Un nostro lettore, che preferisce rimanere anonimo, ci ha inviato una lettera “per portare a conoscenza voi ed eventualmente i lettori della drammatica situazione che stiamo vivendo io e la mia famiglia” in seguito all’emergenza Coronavirus.
Ecco il testo integrale della lettera:
“Mia moglie ha sempre lavorato in rianimazione e da quando è uscito il coronavirus, il reparto è diventato Covid.
Da quel momento la nostra vita è cambiata, la gente ci guarda come se fossimo degli untori, cerca di stare alla larga da lei e dai suoi familiari.

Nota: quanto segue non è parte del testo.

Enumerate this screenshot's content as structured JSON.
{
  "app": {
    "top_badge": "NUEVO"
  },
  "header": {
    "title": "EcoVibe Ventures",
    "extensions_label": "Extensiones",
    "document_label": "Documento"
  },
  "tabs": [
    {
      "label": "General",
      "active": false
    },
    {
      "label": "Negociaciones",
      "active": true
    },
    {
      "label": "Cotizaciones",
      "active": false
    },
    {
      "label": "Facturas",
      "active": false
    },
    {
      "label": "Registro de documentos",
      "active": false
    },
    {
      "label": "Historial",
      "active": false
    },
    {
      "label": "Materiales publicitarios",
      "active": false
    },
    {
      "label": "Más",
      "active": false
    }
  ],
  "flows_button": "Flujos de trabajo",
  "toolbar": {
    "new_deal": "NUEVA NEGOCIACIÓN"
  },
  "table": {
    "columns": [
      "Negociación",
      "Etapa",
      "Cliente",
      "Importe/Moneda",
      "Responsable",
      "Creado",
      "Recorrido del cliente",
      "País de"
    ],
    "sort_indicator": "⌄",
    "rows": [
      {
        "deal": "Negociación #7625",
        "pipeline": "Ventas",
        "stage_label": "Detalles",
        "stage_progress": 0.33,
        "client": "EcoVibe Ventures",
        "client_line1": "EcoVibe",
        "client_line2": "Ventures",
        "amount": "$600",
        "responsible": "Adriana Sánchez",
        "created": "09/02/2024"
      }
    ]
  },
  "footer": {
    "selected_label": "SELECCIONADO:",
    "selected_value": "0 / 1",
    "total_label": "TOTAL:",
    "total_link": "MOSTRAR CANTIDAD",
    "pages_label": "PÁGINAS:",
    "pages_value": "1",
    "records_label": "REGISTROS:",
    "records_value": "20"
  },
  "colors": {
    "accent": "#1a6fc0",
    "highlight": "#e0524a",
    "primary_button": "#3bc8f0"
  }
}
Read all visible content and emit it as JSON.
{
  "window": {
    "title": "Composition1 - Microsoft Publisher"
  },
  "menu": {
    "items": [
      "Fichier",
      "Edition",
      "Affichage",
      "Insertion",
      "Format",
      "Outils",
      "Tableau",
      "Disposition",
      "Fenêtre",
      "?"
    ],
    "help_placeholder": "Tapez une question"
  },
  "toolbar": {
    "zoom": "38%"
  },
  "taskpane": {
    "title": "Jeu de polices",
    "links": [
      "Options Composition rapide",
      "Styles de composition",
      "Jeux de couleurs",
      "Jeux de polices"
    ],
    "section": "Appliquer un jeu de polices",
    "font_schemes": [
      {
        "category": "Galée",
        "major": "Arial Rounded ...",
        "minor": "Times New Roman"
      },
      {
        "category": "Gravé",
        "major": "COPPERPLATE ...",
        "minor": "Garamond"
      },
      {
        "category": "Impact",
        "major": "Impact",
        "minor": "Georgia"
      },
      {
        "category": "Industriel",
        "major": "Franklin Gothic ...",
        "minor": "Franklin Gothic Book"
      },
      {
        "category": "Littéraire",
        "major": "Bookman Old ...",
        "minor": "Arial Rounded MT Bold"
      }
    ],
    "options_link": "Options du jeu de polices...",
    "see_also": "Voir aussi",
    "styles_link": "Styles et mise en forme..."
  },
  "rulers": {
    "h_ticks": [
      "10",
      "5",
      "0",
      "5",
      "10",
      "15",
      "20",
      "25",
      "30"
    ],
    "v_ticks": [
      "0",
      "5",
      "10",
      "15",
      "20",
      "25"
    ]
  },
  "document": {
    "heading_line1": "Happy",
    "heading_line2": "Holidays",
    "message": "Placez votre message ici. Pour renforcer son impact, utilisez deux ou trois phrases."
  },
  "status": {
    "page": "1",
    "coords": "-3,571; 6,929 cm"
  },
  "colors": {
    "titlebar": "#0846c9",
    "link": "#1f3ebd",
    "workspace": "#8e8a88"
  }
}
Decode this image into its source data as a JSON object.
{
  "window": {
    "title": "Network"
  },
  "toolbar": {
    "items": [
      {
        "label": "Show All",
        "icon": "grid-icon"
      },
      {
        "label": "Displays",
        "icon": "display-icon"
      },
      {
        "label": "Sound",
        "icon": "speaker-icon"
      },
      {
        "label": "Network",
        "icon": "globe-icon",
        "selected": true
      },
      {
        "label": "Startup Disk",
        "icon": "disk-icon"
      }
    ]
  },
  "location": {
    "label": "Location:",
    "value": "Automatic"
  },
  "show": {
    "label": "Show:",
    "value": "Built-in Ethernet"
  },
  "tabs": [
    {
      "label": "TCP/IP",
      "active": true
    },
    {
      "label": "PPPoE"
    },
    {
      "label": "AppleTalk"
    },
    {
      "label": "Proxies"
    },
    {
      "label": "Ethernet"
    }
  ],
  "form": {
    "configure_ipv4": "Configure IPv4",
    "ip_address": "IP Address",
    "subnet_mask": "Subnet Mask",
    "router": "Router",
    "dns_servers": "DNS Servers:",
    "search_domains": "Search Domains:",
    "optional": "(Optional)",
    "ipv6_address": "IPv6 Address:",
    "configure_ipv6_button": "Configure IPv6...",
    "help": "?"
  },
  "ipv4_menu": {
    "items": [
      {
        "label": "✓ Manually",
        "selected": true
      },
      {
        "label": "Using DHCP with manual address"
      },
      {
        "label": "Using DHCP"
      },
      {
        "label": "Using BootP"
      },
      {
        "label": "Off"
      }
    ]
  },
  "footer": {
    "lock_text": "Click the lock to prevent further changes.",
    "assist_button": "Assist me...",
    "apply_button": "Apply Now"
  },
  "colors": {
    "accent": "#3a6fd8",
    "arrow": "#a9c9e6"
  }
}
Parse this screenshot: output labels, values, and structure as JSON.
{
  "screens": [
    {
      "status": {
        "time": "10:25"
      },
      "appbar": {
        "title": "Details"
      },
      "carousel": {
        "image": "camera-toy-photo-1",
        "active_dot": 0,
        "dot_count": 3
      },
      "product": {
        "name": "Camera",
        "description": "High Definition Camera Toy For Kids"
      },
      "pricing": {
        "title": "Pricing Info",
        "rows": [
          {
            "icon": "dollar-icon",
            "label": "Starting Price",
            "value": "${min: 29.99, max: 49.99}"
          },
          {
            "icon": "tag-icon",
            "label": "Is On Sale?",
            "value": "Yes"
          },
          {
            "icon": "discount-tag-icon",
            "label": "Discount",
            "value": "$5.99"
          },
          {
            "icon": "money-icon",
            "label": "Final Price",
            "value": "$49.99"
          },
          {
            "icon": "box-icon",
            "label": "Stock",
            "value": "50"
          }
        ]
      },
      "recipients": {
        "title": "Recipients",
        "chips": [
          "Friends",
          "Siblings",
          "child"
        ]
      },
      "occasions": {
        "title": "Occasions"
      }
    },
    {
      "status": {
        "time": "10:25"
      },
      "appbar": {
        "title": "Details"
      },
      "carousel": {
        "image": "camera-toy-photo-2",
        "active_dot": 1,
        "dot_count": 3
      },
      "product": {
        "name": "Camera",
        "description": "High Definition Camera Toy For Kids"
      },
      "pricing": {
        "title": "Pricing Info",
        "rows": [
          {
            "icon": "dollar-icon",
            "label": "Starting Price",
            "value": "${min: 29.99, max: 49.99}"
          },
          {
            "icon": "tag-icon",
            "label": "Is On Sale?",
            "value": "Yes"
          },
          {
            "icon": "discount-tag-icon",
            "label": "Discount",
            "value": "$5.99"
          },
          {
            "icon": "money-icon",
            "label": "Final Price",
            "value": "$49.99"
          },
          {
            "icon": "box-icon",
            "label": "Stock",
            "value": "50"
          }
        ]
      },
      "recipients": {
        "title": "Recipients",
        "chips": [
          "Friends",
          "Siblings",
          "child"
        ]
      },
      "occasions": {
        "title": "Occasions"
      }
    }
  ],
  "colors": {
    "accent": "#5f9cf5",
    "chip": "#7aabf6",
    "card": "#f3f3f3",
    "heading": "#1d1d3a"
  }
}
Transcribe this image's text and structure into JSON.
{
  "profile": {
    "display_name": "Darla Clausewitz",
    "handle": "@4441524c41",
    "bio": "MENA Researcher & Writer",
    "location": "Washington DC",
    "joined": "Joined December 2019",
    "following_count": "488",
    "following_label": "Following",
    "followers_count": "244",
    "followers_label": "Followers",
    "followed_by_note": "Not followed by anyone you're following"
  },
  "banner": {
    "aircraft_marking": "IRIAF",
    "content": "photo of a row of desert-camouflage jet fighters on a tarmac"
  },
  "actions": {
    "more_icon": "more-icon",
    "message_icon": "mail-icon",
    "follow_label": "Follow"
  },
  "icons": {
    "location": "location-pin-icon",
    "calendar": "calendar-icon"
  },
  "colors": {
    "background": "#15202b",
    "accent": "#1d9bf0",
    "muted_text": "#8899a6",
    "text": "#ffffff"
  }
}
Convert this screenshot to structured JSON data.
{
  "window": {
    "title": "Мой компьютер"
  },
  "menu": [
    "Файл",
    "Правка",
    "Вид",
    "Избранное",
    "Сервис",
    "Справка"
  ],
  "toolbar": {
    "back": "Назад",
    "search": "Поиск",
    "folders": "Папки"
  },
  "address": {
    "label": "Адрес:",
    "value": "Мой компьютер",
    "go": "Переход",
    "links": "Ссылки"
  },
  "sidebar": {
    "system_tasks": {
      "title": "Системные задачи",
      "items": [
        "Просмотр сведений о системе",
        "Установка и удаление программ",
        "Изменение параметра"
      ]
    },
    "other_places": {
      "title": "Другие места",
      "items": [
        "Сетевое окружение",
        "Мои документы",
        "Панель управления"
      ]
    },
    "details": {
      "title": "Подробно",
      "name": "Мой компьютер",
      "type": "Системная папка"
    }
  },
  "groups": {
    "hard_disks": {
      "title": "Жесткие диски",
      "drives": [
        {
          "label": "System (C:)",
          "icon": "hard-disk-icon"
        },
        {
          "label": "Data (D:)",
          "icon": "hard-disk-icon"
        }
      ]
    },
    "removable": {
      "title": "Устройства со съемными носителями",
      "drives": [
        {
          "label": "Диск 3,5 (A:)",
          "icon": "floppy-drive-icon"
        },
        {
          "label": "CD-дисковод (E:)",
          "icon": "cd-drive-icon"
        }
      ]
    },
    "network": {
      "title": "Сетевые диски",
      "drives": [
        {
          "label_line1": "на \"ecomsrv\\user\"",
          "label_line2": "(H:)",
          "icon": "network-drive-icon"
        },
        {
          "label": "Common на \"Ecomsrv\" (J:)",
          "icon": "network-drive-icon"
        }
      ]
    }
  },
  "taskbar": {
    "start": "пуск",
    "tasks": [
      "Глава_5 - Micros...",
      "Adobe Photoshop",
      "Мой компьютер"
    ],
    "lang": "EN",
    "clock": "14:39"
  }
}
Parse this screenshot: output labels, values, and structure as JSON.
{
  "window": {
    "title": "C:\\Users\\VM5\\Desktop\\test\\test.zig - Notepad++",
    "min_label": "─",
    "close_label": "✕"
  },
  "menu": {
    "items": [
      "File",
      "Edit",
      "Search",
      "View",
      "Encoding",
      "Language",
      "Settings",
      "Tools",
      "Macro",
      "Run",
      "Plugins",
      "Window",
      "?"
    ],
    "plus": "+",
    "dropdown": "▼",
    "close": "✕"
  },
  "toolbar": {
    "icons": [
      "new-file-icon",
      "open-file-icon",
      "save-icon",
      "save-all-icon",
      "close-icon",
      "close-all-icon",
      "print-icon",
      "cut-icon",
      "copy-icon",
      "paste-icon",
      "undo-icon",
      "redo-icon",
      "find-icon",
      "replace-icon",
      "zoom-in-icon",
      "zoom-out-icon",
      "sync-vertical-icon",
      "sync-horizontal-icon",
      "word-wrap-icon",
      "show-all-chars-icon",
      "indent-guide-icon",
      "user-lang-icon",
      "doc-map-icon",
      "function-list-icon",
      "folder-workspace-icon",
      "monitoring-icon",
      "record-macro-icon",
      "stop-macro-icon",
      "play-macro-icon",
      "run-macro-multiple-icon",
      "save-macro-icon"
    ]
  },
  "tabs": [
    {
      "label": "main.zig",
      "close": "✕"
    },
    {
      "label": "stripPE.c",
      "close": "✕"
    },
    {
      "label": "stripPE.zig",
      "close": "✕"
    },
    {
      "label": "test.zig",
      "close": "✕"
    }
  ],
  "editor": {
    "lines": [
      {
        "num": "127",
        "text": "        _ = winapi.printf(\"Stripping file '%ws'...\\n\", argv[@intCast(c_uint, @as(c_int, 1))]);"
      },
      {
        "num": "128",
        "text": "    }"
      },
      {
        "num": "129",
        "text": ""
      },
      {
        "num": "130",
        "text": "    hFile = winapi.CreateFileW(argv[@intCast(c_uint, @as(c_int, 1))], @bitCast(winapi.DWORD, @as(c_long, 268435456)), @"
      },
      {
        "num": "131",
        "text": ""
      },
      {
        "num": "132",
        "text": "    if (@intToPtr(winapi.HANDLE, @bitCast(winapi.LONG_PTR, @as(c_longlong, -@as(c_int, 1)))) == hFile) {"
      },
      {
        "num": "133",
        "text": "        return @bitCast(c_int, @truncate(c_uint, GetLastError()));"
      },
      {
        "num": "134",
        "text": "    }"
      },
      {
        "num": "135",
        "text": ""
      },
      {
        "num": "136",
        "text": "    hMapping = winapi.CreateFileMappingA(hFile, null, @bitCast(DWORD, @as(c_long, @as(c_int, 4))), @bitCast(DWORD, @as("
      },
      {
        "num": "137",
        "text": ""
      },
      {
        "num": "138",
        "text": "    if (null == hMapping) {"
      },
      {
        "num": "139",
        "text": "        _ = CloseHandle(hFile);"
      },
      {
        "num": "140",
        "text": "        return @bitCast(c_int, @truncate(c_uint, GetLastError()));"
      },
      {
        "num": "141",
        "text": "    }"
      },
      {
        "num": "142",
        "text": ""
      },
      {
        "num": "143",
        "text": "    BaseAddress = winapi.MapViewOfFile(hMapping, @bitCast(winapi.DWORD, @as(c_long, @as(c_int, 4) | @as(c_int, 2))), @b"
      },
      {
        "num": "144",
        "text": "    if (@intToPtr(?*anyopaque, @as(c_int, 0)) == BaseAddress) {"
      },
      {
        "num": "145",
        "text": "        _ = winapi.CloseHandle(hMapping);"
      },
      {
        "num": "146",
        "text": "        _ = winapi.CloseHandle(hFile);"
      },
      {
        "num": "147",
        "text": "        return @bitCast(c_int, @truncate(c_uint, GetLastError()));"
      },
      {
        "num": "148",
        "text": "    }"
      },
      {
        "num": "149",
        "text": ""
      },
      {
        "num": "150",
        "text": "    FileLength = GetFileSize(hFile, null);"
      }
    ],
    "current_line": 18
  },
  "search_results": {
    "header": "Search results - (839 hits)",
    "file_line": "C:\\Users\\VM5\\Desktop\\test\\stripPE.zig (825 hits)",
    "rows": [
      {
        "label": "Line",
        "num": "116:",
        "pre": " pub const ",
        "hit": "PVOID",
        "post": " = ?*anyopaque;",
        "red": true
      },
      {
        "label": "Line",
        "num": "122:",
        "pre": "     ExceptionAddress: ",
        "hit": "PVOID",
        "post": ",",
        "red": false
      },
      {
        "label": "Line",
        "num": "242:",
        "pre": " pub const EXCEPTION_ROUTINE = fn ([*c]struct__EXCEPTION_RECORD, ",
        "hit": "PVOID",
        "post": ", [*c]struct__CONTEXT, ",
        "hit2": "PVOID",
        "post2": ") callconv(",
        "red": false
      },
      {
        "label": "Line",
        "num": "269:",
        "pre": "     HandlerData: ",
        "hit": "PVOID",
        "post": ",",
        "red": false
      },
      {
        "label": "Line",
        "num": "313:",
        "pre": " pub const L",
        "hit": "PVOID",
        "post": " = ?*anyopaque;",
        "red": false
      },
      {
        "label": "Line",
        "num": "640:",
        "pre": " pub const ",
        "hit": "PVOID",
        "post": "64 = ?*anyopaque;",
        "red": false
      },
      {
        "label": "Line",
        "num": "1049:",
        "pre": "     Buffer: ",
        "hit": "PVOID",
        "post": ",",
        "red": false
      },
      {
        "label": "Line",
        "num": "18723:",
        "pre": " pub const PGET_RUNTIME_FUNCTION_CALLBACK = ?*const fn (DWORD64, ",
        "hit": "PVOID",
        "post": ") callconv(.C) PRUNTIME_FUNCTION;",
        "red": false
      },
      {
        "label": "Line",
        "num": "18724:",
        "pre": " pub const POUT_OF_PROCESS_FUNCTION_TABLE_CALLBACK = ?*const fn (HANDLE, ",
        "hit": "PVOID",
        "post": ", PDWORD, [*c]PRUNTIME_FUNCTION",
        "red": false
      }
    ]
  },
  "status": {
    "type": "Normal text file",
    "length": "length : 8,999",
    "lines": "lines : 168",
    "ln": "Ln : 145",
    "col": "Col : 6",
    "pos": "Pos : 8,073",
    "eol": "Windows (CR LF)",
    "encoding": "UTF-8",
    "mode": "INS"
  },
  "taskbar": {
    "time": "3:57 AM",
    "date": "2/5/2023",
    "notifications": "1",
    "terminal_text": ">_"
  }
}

Eppure stiamo parlando della stessa che acclamiamo tutti i giorni come eroi e che stimiamo tanto e poi nella realtà li teniamo alla larga perché abbiamo paura che ci possano far ammalare?
Ma non sono le stesse persone che stringono la mano ai pazienti quando sono in rianimazione impauriti di non potercela fare? Non sono le stesse persone che, per amore del prossimo, permettono ai parenti a casa di poter vedere i loro cari prima di essere intubati o comunque farglieli sentire per tranquillizzare il loro animo? Penso che chi tenga a distanza il personale sanitario, debba rivedere un po’ i suoi canoni di vita e cercare di comprendere che loro fanno di tutto per salvare le vite e soprattutto di tutto per non portare questo virus in primis alle persone della loro famiglia e poi agli altri.
Nella speranza possano un giorno capire che i loro sguardi e la loro paura dagli untori, si aggiunge alla sofferenza e al sacrificio professionale che queste persone sopportano ogni giorno”.